Brown joined "The Glasgow Society of Artists" (started by physician Alexander Frew, husband of painter Bessie MacNicol) which women could join unlike the all-male Glasgow Art Club. Although short-lived, the society provided an alternative for those painters dissatisfied with the Glasgow establishment. She was also a member of the Glasgow Society of Lady Artists from 1905 and became an honorary member in 1948 where her work could often be found as well as at the Glasgow Art Institute.
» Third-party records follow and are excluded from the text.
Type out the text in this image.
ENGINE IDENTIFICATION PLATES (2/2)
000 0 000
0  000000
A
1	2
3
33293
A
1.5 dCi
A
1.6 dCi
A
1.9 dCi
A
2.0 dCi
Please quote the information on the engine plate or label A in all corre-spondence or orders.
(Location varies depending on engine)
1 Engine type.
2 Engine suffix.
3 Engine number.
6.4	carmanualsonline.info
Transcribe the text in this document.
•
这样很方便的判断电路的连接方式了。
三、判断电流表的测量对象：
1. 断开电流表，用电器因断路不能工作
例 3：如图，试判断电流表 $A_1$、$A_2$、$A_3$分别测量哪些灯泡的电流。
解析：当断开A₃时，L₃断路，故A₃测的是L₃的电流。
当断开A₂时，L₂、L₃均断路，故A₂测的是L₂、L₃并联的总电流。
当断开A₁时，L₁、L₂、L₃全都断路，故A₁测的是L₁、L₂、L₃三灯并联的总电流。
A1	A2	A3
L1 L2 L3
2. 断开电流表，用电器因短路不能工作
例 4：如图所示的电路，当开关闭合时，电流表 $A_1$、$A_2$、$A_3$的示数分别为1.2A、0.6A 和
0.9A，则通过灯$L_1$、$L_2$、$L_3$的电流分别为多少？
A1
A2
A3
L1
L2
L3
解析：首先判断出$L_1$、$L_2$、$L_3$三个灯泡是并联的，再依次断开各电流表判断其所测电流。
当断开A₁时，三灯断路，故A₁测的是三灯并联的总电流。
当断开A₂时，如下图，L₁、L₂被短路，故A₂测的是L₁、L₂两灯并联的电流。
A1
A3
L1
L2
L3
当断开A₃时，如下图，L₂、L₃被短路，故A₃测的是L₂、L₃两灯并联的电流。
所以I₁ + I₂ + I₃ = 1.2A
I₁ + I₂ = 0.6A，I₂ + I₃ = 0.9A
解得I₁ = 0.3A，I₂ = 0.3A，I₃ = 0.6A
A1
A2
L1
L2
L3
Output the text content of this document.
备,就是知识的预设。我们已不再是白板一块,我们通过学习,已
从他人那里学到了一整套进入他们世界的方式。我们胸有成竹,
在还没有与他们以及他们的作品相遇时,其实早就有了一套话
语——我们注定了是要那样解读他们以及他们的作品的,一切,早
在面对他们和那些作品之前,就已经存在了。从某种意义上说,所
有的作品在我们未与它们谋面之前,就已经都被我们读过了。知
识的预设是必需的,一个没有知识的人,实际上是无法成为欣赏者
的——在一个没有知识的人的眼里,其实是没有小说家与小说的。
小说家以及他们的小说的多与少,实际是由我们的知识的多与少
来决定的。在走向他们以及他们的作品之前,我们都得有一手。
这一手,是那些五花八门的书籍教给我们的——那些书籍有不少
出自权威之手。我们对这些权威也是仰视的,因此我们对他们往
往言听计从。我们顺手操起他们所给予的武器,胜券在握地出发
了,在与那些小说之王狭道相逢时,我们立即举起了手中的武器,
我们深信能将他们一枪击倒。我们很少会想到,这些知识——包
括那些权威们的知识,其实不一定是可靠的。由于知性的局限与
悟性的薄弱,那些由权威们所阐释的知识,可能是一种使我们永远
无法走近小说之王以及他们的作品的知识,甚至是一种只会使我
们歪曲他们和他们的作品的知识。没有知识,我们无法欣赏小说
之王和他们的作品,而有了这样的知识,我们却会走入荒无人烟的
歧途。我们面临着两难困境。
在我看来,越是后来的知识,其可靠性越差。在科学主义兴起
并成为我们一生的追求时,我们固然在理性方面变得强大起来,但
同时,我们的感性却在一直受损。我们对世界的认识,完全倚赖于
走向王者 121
From 1920s Brown started using more bright colours and bolder designs in both her painting and embroidery. This development was shown in a joint exhibition with Jessie M. King at the Glasgow Society of Lady Artists’ exhibition in April 1931 called "Spring in Three Room" which not only showed their paintings but saw them taking over three rooms which were decorated in bright yellows and creams showing different home decoration, in stark contrast to the then contemporary style of dark furniture. Jessie M. King and Paxton Brown exhibited their work on several occasions together.

In 1925 she received a commission from Mount Blow, Dalmuir to paint 12 mural panels of nursery rhymes, through the Glasgow Corporation Welfare Scheme.

Examples of her work can now be seen in the Kelvingrove Art Gallery and Museum in Glasgow.